Even closer now, I see that the object is white, nearly a cube, rests on the ground, is about a foot-and-a-half in each dimension. But that’s all I know.
When I’m close enough to touch it, I can feel how rough or smooth it is, whether there are seams or cracks, I can even attempt to lift it to estimate its weight. I now know a lot more than I did several hundred yards ago. But I still don’t know what itis, only what it's description is.
I don’t know what the object is for ... What it's purpose is. I have no idea whether it is natural or manufactured, designed or undesigned, whether the hypothetical manufacturer was fulfilling an intention via the manufacture and placement of the object.

What if I had been approaching the Devil’s Postpile (image above)? Had I not known in advance that this structure is a natural cleavage occurring in the type of rock at that location in Yosemite, I might have inferred a designer and manufacturer and purpose for these objects.
And I would have been wrong. Without prior knowledge from which I could make an inference, I couldn’t have made an accurate judgement on the Postpile, whereas I could infer what the salt lick was.

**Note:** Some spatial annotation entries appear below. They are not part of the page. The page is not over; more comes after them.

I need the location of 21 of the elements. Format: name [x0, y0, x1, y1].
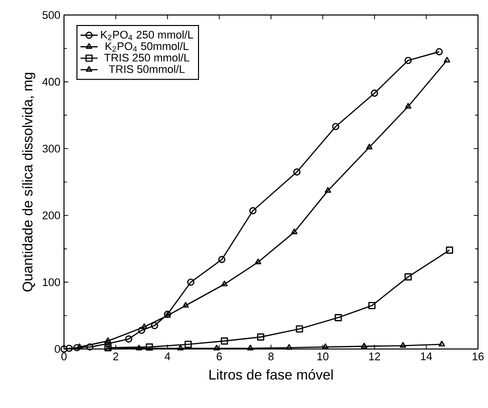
y-axis-title: Quantidade de sílica dissolvida, mg [22, 72, 36, 292]
y-tick-label: 400 [42, 78, 60, 86]
y-tick-label: 200 [42, 212, 60, 220]
y-tick-label: 0 [54, 345, 60, 353]
x-tick-label: 4 [164, 352, 170, 360]
legend-label: K$_{2}$PO$_{4}$ 250 mmol/L [101, 30, 194, 40]
x-tick-label: 16 [472, 352, 484, 360]
x-tick-label: 6 [216, 352, 222, 360]
x-tick-label: 14 [420, 352, 432, 360]
y-tick-label: 500 [42, 11, 60, 19]
legend-label: TRIS 50mmol/L [108, 64, 185, 74]
y-tick-label: 100 [42, 278, 60, 286]
x-tick-label: 0 [61, 352, 67, 360]
y-tick-label: 300 [42, 144, 60, 152]
legend-label: TRIS 250 mmol/L [104, 53, 190, 62]
x-tick-label: 2 [113, 352, 118, 360]
x-tick-label: 8 [268, 352, 274, 360]
legend-label: K$_{2}$PO$_{4}$ 50mmol/L [106, 42, 189, 52]
x-axis-title: Litros de fase móvel [210, 369, 333, 380]
x-tick-label: 12 [369, 352, 380, 360]
x-tick-label: 10 [317, 352, 328, 360]
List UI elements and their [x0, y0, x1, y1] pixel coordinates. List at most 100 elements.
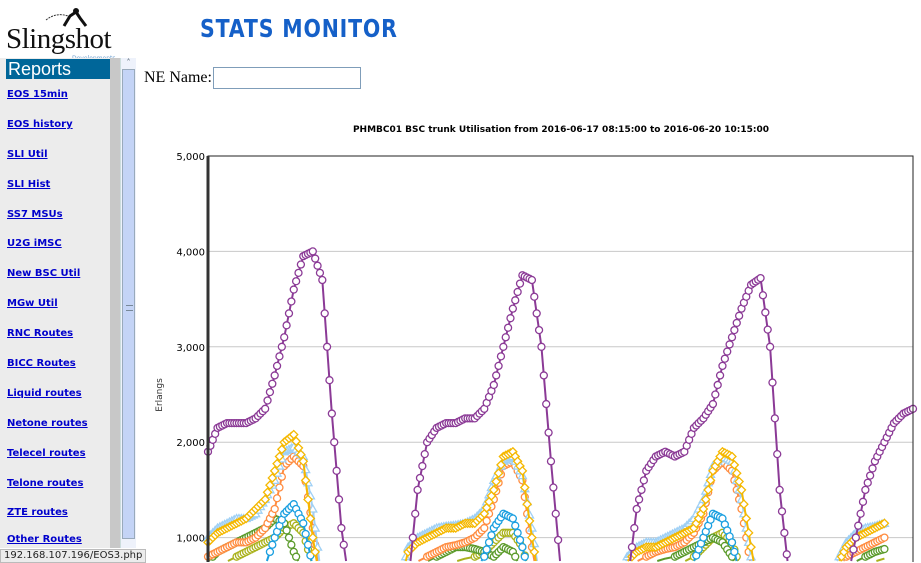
data-point	[275, 352, 284, 361]
sidebar-link-sli-hist[interactable]: SLI Hist	[7, 179, 51, 190]
y-tick-label: 2,000	[176, 438, 205, 449]
data-point	[775, 485, 784, 495]
scrollbar-thumb[interactable]	[122, 69, 135, 539]
data-point	[496, 459, 506, 470]
data-point	[415, 473, 425, 483]
data-point	[639, 476, 649, 485]
data-point	[519, 482, 530, 493]
data-point	[295, 449, 306, 460]
data-point	[482, 545, 491, 554]
ne-name-input[interactable]	[213, 67, 361, 89]
data-point	[727, 451, 737, 462]
data-point	[322, 342, 332, 351]
data-point	[732, 318, 741, 328]
page-title: STATS MONITOR	[200, 14, 398, 43]
data-point	[492, 371, 501, 380]
data-point	[284, 309, 294, 318]
sidebar-link-netone-routes[interactable]: Netone routes	[7, 418, 88, 429]
data-point	[532, 309, 541, 318]
sidebar-scrollbar[interactable]: ˄	[120, 58, 136, 548]
data-point	[274, 451, 285, 462]
data-point	[868, 464, 877, 473]
sidebar-link-new-bsc-util[interactable]: New BSC Util	[7, 268, 81, 279]
data-point	[508, 304, 518, 313]
data-point	[282, 526, 291, 535]
data-point	[537, 342, 546, 351]
data-point	[861, 485, 870, 495]
data-point	[526, 532, 537, 543]
data-point	[705, 475, 716, 486]
data-point	[634, 495, 644, 504]
data-point	[515, 535, 525, 545]
data-point	[299, 519, 308, 528]
data-point	[291, 436, 302, 447]
data-point	[551, 509, 560, 518]
data-point	[260, 494, 271, 505]
sidebar-link-mgw-util[interactable]: MGw Util	[7, 298, 58, 309]
series-s1	[203, 247, 918, 562]
data-point	[627, 542, 637, 552]
data-point	[301, 529, 310, 539]
sidebar-link-liquid-routes[interactable]: Liquid routes	[7, 388, 82, 399]
data-point	[418, 461, 427, 471]
data-point	[334, 495, 344, 504]
data-point	[761, 308, 770, 317]
data-point	[513, 287, 522, 297]
data-point	[298, 456, 309, 467]
sidebar-link-other-routes[interactable]: Other Routes	[7, 534, 82, 545]
data-point	[703, 484, 714, 495]
data-point	[265, 480, 275, 491]
sidebar-link-u2g-imsc[interactable]: U2G iMSC	[7, 238, 62, 249]
data-point	[511, 552, 520, 561]
data-point	[731, 468, 742, 479]
y-axis-label: Erlangs	[155, 378, 165, 412]
data-point	[269, 465, 280, 476]
sidebar-link-telone-routes[interactable]: Telone routes	[7, 478, 84, 489]
scroll-up-icon[interactable]: ˄	[126, 58, 131, 67]
data-point	[527, 275, 537, 285]
data-point	[493, 468, 504, 479]
sidebar-link-ss7-msus[interactable]: SS7 MSUs	[7, 209, 63, 220]
data-point	[303, 494, 313, 505]
data-point	[305, 513, 316, 524]
data-point	[727, 333, 737, 342]
data-point	[275, 483, 284, 492]
sidebar-link-eos-history[interactable]: EOS history	[7, 119, 73, 130]
y-tick-label: 4,000	[176, 247, 205, 258]
sidebar-link-bicc-routes[interactable]: BICC Routes	[7, 358, 76, 369]
data-point	[711, 390, 720, 399]
data-point	[549, 483, 558, 492]
sidebar-link-sli-util[interactable]: SLI Util	[7, 149, 48, 160]
data-point	[880, 544, 889, 554]
sidebar-link-zte-routes[interactable]: ZTE routes	[7, 507, 68, 518]
data-point	[263, 396, 272, 405]
data-point	[768, 378, 777, 387]
data-point	[708, 399, 718, 409]
data-point	[315, 268, 325, 278]
data-point	[265, 387, 275, 397]
data-point	[632, 504, 641, 514]
sidebar-link-rnc-routes[interactable]: RNC Routes	[7, 328, 74, 339]
data-point	[517, 465, 528, 476]
data-point	[499, 342, 508, 351]
sidebar-link-telecel-routes[interactable]: Telecel routes	[7, 448, 86, 459]
data-point	[496, 352, 506, 361]
data-point	[743, 527, 754, 538]
data-point	[272, 361, 282, 371]
data-point	[863, 478, 872, 487]
data-point	[300, 475, 311, 486]
data-point	[484, 538, 494, 547]
logo-text: Slingshot	[6, 23, 112, 55]
data-point	[311, 254, 320, 263]
data-point	[287, 297, 296, 306]
data-point	[522, 499, 533, 510]
data-point	[339, 540, 348, 549]
data-point	[270, 371, 279, 380]
data-point	[272, 494, 282, 503]
data-point	[282, 321, 291, 330]
y-tick-label: 3,000	[176, 343, 205, 354]
sidebar-link-eos-15min[interactable]: EOS 15min	[7, 89, 68, 100]
data-point	[276, 444, 287, 455]
data-point	[713, 380, 722, 390]
data-point	[637, 485, 646, 495]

But I could have incorrectly inferred a design to the Postpile, based on my understanding of a salt lick.
I’d still have been wrong.
Without physical evidence of a designer and manufacturer, I cannot be objective or certain as to what the Postpile is.
This is where evidence is essential. And this implies to me that objectivity requires evidence - somewhere in our chain of reason - to be meaningful.
Pure reason can fail me, as it would have at Yosemite.